Vertex $\left(- \frac{1}{2} , - \frac{17}{4}\right)$
Axis of symmetry: $x = - \frac{1}{2}$

Explanation:

Remember quadratic form is $y = a {x}^{2} + b x + c \text{ " " " " " } \left(1\right)$

The vertex form of the quadratic equation is $y = a {\left(x - h\right)}^{2} + k \text{ " " " " " " " " " " } \left(2\right)$

Notice the equation is $y = {\left(x - 4\right)}^{2} + 9 x - 20$ is not in the vertex form.

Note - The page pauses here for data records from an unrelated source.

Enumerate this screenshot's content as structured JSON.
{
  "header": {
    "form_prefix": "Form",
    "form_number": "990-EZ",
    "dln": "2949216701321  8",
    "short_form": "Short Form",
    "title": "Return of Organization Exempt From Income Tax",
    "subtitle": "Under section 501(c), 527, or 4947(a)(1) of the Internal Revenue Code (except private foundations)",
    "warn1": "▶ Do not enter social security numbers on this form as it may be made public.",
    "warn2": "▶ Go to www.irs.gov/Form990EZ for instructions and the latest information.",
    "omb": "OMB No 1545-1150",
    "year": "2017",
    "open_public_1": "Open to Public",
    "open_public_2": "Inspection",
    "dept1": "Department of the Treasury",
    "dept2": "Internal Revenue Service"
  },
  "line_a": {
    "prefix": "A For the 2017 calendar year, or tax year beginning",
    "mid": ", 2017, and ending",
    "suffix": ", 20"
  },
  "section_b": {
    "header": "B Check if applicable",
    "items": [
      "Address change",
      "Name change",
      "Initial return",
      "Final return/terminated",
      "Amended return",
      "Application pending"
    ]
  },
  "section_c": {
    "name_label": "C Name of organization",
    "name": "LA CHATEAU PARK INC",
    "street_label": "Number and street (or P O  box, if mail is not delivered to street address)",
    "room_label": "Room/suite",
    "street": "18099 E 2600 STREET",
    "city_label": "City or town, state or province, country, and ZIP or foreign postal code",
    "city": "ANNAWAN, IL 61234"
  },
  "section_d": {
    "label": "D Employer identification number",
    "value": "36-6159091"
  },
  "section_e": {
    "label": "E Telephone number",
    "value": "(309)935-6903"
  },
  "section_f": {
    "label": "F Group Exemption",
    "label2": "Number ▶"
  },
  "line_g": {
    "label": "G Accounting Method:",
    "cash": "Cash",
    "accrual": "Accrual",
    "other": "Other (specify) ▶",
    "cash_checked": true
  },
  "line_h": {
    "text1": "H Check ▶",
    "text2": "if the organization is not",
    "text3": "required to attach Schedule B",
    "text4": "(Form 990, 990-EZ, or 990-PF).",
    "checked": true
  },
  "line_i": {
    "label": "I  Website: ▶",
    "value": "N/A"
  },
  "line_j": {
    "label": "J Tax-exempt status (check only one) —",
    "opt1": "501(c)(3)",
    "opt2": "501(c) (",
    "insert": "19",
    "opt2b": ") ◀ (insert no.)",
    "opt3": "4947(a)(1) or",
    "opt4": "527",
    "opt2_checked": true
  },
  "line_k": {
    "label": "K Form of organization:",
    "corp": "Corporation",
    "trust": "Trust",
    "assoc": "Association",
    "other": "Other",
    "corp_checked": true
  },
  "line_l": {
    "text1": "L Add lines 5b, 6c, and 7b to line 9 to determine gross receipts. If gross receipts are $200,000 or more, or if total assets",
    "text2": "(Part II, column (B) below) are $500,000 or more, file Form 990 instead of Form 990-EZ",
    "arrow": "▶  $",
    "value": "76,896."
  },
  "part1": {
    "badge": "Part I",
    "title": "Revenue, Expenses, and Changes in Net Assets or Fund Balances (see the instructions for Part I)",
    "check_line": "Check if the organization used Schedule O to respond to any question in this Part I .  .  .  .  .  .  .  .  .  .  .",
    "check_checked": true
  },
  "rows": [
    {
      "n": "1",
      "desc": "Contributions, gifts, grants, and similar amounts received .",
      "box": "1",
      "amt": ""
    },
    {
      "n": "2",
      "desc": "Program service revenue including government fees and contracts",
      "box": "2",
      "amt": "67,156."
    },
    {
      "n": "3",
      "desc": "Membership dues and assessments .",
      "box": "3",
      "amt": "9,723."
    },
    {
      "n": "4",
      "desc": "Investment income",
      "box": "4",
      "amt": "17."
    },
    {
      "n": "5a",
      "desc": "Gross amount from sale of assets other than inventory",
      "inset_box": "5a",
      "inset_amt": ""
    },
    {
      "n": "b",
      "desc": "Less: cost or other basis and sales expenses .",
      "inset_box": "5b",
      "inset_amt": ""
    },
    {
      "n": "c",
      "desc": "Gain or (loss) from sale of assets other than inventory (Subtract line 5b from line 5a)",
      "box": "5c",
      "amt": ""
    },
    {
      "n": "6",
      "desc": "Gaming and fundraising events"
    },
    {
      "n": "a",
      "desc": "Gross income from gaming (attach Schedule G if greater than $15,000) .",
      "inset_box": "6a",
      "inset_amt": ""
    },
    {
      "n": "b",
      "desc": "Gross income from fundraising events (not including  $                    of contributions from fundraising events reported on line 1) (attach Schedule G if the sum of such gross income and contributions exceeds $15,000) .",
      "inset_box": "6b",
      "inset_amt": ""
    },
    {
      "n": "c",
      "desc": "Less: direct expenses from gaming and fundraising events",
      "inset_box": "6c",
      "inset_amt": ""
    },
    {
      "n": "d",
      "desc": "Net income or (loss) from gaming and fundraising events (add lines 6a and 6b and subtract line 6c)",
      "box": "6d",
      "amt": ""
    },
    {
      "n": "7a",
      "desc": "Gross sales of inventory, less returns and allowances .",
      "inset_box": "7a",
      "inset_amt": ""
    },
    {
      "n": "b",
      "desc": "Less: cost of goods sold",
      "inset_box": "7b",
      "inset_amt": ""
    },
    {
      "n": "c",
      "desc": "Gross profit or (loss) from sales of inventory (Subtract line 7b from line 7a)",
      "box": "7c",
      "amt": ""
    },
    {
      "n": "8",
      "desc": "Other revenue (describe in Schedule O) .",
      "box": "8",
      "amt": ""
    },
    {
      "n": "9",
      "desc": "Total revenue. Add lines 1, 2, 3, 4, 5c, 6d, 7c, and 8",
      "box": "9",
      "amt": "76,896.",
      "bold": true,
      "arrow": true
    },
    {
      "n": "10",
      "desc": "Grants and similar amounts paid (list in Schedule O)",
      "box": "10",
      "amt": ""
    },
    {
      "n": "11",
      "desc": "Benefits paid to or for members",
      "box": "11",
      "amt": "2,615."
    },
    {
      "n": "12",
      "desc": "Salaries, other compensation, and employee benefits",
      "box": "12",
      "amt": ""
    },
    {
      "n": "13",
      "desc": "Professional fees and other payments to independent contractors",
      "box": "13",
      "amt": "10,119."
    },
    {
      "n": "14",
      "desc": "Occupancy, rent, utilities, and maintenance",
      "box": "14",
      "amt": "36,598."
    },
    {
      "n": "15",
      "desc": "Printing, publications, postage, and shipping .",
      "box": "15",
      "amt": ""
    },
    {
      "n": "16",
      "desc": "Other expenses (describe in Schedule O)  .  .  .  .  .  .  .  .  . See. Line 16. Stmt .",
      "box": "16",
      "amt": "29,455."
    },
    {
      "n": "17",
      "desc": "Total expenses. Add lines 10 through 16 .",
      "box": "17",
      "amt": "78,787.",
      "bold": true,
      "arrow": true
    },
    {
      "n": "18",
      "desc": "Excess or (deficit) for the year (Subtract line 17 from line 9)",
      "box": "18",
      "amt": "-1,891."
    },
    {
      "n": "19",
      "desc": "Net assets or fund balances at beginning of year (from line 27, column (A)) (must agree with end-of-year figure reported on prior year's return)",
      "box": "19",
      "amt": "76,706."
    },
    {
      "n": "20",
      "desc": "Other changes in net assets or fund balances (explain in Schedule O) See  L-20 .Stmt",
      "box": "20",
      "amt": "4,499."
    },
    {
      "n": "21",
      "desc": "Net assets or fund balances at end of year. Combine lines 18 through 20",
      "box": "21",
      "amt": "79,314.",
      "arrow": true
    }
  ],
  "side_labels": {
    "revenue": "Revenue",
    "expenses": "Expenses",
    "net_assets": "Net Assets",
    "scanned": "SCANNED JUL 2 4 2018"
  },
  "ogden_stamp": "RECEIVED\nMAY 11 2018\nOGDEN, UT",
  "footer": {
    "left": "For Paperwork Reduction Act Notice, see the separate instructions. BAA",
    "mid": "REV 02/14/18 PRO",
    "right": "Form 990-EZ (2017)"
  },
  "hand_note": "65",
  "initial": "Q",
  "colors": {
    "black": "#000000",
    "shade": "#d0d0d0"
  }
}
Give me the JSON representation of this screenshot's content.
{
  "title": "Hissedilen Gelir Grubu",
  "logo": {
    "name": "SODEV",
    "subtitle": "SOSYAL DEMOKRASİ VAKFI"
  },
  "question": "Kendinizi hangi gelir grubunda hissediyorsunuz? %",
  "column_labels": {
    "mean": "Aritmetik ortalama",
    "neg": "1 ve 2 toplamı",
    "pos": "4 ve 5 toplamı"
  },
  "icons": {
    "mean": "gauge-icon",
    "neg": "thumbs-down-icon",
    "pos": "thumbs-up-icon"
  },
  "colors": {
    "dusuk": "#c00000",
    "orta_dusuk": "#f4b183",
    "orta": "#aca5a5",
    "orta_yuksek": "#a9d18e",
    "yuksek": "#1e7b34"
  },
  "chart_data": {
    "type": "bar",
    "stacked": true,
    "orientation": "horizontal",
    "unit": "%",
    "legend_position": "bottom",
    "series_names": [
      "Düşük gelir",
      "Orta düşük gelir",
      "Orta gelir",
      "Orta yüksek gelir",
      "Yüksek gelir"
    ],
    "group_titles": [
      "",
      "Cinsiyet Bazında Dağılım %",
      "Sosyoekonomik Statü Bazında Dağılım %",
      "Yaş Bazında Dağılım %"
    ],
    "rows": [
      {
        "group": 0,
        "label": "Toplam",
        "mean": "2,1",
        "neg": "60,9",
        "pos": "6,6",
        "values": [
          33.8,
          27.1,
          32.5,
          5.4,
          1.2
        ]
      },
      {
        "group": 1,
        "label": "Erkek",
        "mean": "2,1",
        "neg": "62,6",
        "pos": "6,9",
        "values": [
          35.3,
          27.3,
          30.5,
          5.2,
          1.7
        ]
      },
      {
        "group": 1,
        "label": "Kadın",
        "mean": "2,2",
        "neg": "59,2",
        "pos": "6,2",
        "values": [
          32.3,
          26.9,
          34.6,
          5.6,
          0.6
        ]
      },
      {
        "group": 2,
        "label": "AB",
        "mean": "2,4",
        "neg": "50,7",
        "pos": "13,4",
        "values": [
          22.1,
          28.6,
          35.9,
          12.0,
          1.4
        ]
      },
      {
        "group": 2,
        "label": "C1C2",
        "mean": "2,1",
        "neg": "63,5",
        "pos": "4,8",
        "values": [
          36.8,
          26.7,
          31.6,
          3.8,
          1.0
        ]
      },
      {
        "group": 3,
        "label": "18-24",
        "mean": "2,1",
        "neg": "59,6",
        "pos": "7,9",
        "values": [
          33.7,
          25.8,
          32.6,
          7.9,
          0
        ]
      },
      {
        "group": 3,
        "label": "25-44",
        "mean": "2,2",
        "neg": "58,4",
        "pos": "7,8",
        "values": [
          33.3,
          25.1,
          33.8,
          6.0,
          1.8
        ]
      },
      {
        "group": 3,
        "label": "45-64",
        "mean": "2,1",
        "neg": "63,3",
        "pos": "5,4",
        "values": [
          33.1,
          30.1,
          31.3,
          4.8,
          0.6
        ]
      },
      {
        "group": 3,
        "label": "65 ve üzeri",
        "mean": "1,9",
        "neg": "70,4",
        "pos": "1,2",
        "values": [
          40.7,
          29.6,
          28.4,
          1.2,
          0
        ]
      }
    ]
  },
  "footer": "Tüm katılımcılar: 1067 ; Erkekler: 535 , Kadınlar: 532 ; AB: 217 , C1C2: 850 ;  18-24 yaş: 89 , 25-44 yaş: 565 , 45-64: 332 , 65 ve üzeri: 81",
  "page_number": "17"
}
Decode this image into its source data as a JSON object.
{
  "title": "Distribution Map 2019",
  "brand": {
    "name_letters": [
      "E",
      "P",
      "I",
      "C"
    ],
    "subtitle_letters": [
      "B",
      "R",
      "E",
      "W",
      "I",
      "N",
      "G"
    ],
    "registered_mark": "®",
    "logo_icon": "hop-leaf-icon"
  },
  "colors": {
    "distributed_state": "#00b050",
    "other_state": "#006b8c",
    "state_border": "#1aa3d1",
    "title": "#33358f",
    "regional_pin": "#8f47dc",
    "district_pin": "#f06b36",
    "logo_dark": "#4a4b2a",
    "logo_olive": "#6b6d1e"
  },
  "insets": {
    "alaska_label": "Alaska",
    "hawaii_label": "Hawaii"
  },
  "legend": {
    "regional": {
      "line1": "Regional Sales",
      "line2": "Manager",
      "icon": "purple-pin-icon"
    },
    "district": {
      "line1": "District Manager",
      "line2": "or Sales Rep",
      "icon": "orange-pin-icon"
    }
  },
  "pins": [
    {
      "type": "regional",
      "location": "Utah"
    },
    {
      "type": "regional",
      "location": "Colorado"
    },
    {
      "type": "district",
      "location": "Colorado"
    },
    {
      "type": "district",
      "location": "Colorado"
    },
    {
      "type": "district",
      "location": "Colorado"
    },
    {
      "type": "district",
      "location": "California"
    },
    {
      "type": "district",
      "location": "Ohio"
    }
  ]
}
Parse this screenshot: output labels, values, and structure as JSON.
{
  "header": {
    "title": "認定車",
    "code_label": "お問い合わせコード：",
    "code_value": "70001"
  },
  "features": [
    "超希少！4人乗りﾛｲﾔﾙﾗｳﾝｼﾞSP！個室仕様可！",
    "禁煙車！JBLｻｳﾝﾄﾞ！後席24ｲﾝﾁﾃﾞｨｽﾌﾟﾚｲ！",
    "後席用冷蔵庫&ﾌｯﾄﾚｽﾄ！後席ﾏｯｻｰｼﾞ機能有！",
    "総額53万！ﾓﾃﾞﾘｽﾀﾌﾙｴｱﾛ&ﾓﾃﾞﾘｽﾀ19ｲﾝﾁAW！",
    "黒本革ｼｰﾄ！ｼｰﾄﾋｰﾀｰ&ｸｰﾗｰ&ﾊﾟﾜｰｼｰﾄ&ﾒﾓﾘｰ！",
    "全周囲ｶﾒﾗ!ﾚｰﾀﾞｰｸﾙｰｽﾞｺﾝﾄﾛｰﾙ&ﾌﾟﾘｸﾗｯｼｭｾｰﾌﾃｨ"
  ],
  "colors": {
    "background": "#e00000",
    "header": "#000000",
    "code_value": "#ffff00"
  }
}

We begin by expand the equation like so

$y = {\left(x - 4\right)}^{2} + 9 x - 20$

$y = \left(x - 4\right) \left(x - 4\right) + 9 x - 20$
$y = \left({x}^{2} - 4 x - 4 x + 16\right) + 9 x - 20$
$y = {x}^{2} - 8 x + 16 + 9 x - 20$
$y = {x}^{2} + x - 4 \text{ " " " " " " " " " " " " } \left(3\right)$

After we simplify function, we have $y = {x}^{2} + x - 4$ , we can write it in the vertex form by the process of completing the square.

$y = \left({x}^{2} + x + \textcolor{red}{\square}\right) - 4 - \textcolor{b l u e}{\square} \text{ " " } \left(4\right)$

Note: the goal of completing the square if to create a perfect trinomial.
The number in the square is ${\left(\frac{b}{2}\right)}^{2}$

In this case, the middle term is $1$ , ${\left(\frac{1}{2}\right)}^{2} = \frac{1}{4} \text{ " " " } \left(5\right)$

$y = \left({x}^{2} + x + \textcolor{red}{\frac{1}{4}}\right) - 4 - \textcolor{b l u e}{\frac{1}{4}} \text{ " " } \left(6\right)$

$y = \left({x}^{2} + x + \textcolor{red}{\frac{1}{4}}\right) - \frac{16}{4} - \textcolor{b l u e}{\frac{1}{4}}$
$y = {\left(x + \frac{1}{2}\right)}^{2} - \frac{17}{4} \text{ " " " " } \left(7\right)$

There is alternative method to fid the vertex using
${x}_{v e r t e x} = - \frac{b}{2 a}$

${y}_{v e r t e x} = f \left(- \frac{b}{2 a}\right)$

I hope this help.